Rule #3: Prices are wild
In Mexico, cannabis can be insanely inexpensive. Prices begin at US$2.50 for 14 grams of flower. (Yes, that’s 18 cents per gram.)
But that’s only where prices begin. As the gray market evolves, so do prices. A growing number of boutique dispensaries and delivery services are starting to charge prices more in line with the U.S. and Canadian market, which means up to US$15 for a gram of a premium strain like Bubba Kush or Girl Scout Cookies. Why the high prices? Call it a quality import tariff. In an ironic historical flip, these premium packages of flower are often imported on the down-low from California.
Rule #4: Groups are safer
To stay as safe as possible in public, it is advised to only smoke cannabis if you are in a large group including other Mexicans, or in a bar or establishment which clearly tolerates its use.

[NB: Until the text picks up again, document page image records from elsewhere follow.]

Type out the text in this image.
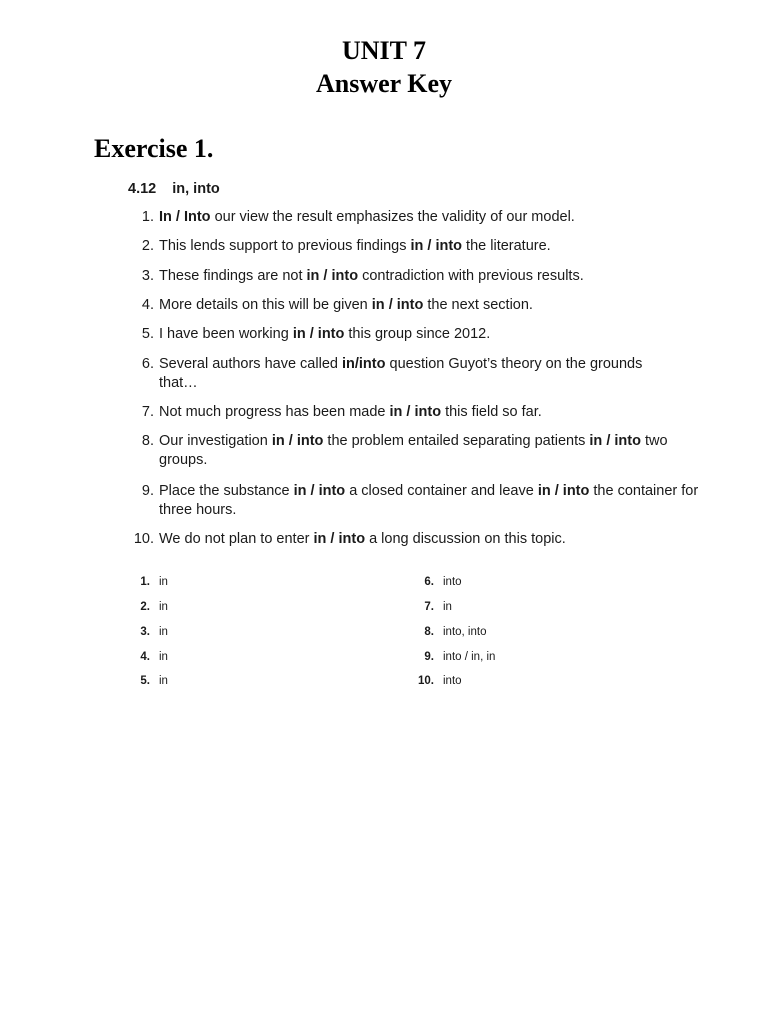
UNIT 7
Answer Key
Exercise 1.
4.12 in, into
1. In / Into our view the result emphasizes the validity of our model.
2. This lends support to previous findings in / into the literature.
3. These findings are not in / into contradiction with previous results.
4. More details on this will be given in / into the next section.
5. I have been working in / into this group since 2012.
6. Several authors have called in/into question Guyot’s theory on the grounds that…
7. Not much progress has been made in / into this field so far.
8. Our investigation in / into the problem entailed separating patients in / into two groups.
9. Place the substance in / into a closed container and leave in / into the container for three hours.
10. We do not plan to enter in / into a long discussion on this topic.
1. in
2. in
3. in
4. in
5. in
6. into
7. in
8. into, into
9. into / in, in
10. into
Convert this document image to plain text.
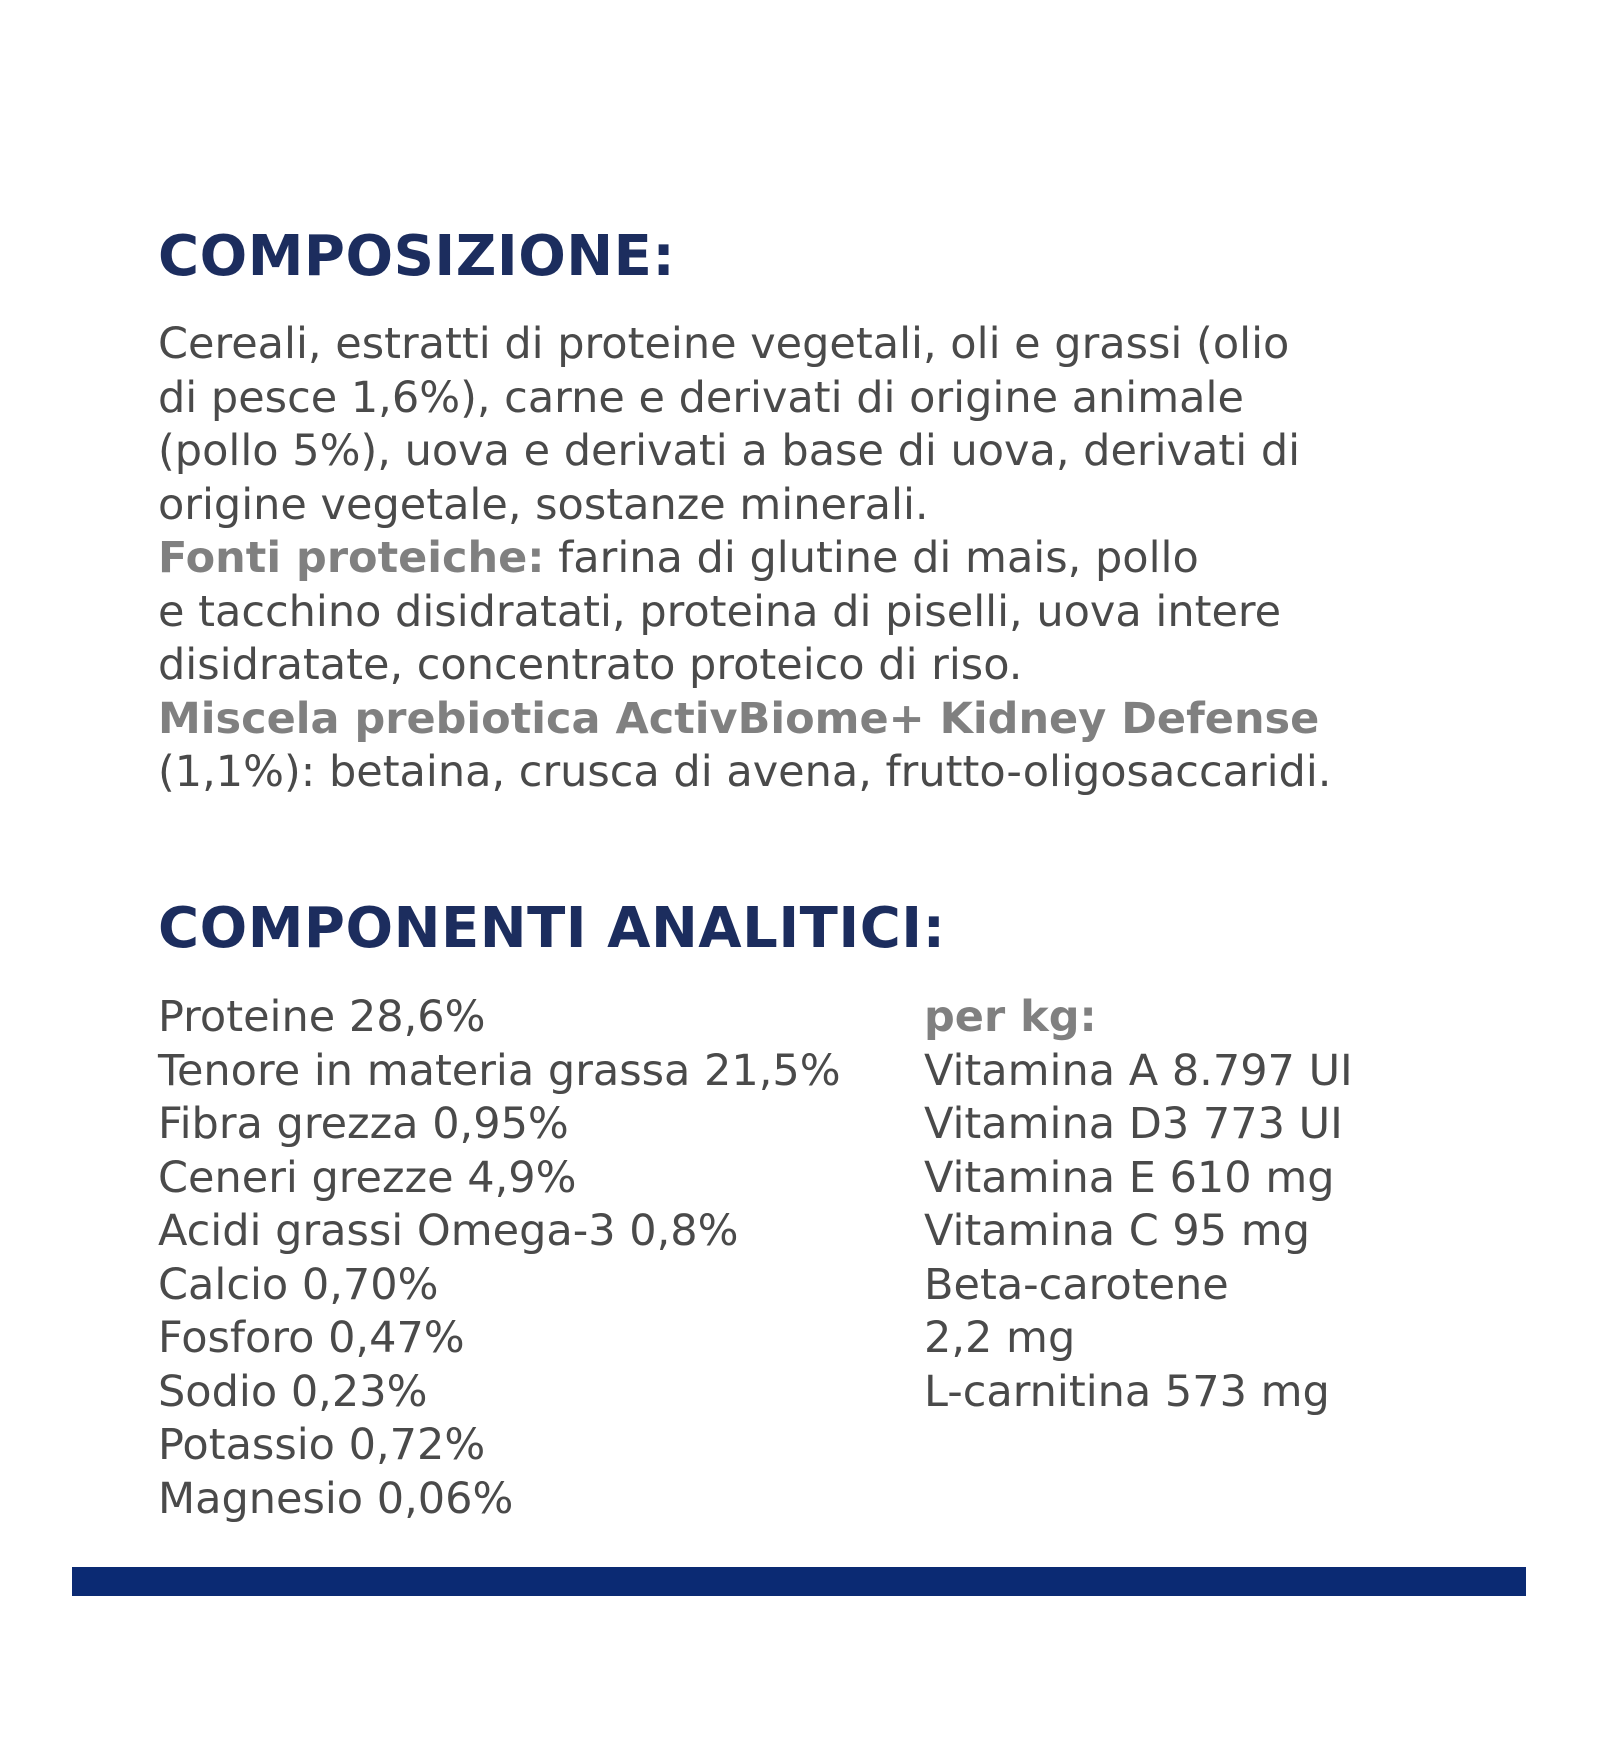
COMPOSIZIONE:
Cereali, estratti di proteine vegetali, oli e grassi (olio
di pesce 1,6%), carne e derivati di origine animale
(pollo 5%), uova e derivati a base di uova, derivati di
origine vegetale, sostanze minerali.
Fonti proteiche: farina di glutine di mais, pollo
e tacchino disidratati, proteina di piselli, uova intere
disidratate, concentrato proteico di riso.
Miscela prebiotica ActivBiome+ Kidney Defense
(1,1%): betaina, crusca di avena, frutto-oligosaccaridi.
COMPONENTI ANALITICI:
Proteine 28,6%
Tenore in materia grassa 21,5%
Fibra grezza 0,95%
Ceneri grezze 4,9%
Acidi grassi Omega-3 0,8%
Calcio 0,70%
Fosforo 0,47%
Sodio 0,23%
Potassio 0,72%
Magnesio 0,06%
per kg:
Vitamina A 8.797 UI
Vitamina D3 773 UI
Vitamina E 610 mg
Vitamina C 95 mg
Beta-carotene
2,2 mg
L-carnitina 573 mg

Many of the stories of police persecution concern people caught by themselves, in small groups, or in places where cannabis consumption was considered inappropriate or offensive.
Rule #5: Cops can and will search you
Searches by police are not uncommon. Don’t be shocked if you’re searched upon entry to bars, or on streets in the early hours of the night, even in places considered more progressive and cosmopolitan.
If you’re found to be holding a small amount of weed, that inconvenient fact is usually settled through a mordida—literally, bite—which is a discretely paid little bribe of around 400 pesos (US$20).
There are claims that police may plant extra cannabis on a person they find in possession so they exceed the legal five-gram limit. Anecdotal reports indicate this tends to happen more to young and poor people who are considered more vulnerable, an unfair and unfortunate fact of life in Mexico as in so many countries.
Prohibition dies hard
Jail time for small-time cannabis possession is rare. Prison sentences are rarer still. In 2018, the last year for which there is public data, 11,000 people in Mexico were charged for the possession of less than 100g of cannabis—including 2,300 adolescents, with many thousands more undoubtedly apprehended by police and forced to pay bribes even for possession of very small amounts.
As a visitor to Mexico, temperament and cooperation tend to serve the cannabis consumer well in these situations. If you are an American, don’t be an ugly one.